Что еще прорастало из детства? Думаю, наблюдательность, желание все испробовать, всему научиться. В те времена нельзя было ждать, что нужную, необходимую вещь кто-нибудь в дом принесет и житейское дело кто-то исполнит. За все брались сами. Учились у взрослых и друг у друга, самолюбие подгоняло: Петька может, а я почему же?

Не бог весть какими сложными были наши дела по хозяйству. И все же. Вспоминаю, что мы умели. Мы - это пять одногодков и одноклассников с одной улицы: Петька Беляев, Володька Смольянов, Васька Миронов, Ваня Немчин и я. Мы умели косить, починить валенки, вставить в ведерко дно, почистить дымоход в печке, заклеить бахилы, умели наладить пилу, наточить косу, подправить крышу, сделать лестницу, грабли, сплести лукошко из хвороста, намесить глину для штукатурки, навьючить воз сена, смолоть зерно, остричь овцу, почистить колодец, нагнать на кадку лопнувший обруч...
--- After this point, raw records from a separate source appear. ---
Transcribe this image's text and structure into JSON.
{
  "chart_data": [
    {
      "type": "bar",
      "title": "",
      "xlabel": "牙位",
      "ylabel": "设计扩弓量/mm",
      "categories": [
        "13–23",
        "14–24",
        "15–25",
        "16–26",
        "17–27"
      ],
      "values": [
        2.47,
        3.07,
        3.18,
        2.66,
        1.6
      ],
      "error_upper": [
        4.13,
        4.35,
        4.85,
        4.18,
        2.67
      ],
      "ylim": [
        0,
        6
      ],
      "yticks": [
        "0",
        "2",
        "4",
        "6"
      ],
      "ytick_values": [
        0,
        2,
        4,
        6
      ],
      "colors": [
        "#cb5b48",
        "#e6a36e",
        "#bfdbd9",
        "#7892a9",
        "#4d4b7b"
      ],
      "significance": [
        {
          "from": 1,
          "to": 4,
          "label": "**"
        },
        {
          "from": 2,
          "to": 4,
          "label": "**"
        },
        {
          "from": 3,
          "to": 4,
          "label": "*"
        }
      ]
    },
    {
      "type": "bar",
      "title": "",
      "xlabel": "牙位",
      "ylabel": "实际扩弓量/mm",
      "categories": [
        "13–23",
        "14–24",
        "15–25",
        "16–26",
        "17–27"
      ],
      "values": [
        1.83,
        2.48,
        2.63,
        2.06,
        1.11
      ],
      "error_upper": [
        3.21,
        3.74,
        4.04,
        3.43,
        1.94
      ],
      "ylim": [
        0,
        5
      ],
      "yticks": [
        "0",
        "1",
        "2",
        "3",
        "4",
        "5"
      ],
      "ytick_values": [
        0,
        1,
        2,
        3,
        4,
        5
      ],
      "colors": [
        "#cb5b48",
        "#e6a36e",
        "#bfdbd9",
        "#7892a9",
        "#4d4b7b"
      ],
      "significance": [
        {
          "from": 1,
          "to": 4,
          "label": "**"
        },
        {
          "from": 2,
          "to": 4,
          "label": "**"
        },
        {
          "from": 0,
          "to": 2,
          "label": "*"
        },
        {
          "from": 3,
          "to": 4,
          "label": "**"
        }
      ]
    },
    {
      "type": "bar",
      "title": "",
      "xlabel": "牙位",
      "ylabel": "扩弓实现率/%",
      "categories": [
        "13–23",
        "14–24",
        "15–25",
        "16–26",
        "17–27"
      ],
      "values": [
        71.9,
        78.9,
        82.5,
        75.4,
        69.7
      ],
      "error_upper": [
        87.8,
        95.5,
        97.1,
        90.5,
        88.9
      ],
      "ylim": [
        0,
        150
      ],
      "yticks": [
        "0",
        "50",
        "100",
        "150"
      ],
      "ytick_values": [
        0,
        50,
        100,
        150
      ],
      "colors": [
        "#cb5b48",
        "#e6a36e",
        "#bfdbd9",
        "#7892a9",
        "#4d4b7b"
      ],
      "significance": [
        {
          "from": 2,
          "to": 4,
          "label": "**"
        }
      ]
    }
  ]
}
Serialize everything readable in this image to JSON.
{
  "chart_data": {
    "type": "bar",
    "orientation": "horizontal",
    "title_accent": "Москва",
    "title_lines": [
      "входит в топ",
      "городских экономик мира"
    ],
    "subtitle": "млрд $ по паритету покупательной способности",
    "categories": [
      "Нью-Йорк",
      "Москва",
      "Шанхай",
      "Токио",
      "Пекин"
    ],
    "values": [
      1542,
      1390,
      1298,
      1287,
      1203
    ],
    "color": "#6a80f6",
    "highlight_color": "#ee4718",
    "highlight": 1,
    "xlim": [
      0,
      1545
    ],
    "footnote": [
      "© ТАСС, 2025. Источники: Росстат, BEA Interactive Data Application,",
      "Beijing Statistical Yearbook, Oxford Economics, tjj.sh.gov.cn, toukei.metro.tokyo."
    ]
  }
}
И если уж все вспоминать, то надо вспомнить и балалайку... Апрель, 1945 год. На просохшей проталине около дома маленький хоровод. Не хоровод даже, а так - собрались ребятня, три старухи сидят на завалинке, пришедший с фронта без ноги парень, ну и, конечно, девушки, ровесницы тех ребят, что ушли воевать. Веселья не было. Грызли семечки. "Под сухую" пели частушки. ("Под сухую" - это значит без музыки: не было ни гармошки, ни балалайки.)

- Господи, неужели нельзя добыть какую-нибудь завалящую балалайку! Ребятишки, ну отняли бы у болдиновских...

Скажи это другой кто-нибудь, я бы слова мимо ушей пропустил. Но это сказала она...

После войны я встретил ее случайно в Воронеже. Поздоровались, поговорили о новостях, вспомнили, кого знали. Она сказала:

- А я вас по телевизору видела. Шумлю своим: это же наш, орловский...

- А помнишь, - говорю, - балалайку?

Нет, она не помнила.

...Тогда, весной, мне вдруг страшно захотелось добыть для неё балалайку. Ну хоть из-под земли, хоть украсть, хоть в самом деле отнять у болдиновских. Я выбрал самый тернистый путь: решил сделать.

Опустим недельную муку необычной работы... Однажды вечером я пришел к хороводу, робко держа за спиной балалайку. Мое творение сработано было из старой фанеры, на струны пошли стальные жилки из проводов, лады на ручке были из медной проволоки. Краски, кроме как акварельной, я не нашел. А, в общем, все было как надо. Да иначе и быть не могло - так много стараний и какого-то незнакомого прежде чувства вложил мальчишка в эту работу. Сам я играть не умел и передал балалайку сидевшему на скамейке инвалиду-фронтовику. Тот оглядел "инструмент", побренчал для пробы, подтянул струны. И чудо-юдо - балалайка моя заиграла. Заиграла!

Первой в круг с озорною частушкой вырвалась о н а. И пошла пляска под балалайку.

- Ты сделал?!

Я не успел опомниться, как она, разгоряченная пляской, схватила мою голову двумя руками и звучно при всех поцеловала. Это был щедрый, ни к чему не обязывающий поцелуй взрослого человека - награда мальчишке.

А мальчишке было тогда пятнадцать. Мальчишка, не помня себя, выбрался из толпы и побежал к речке. Там он стоял, прислонившись горячей щекой к стволу ивы, и не понимал, что с ним происходит. Теперь-то ясно: у той самой ивы кончилось детство. Детство... Оно все-таки было у нас, мальчишек военных лет. Оглядываясь назад, я вижу под хмурым небом этот светлый ручеек жизни - детство. И наклоняюсь к нему напиться.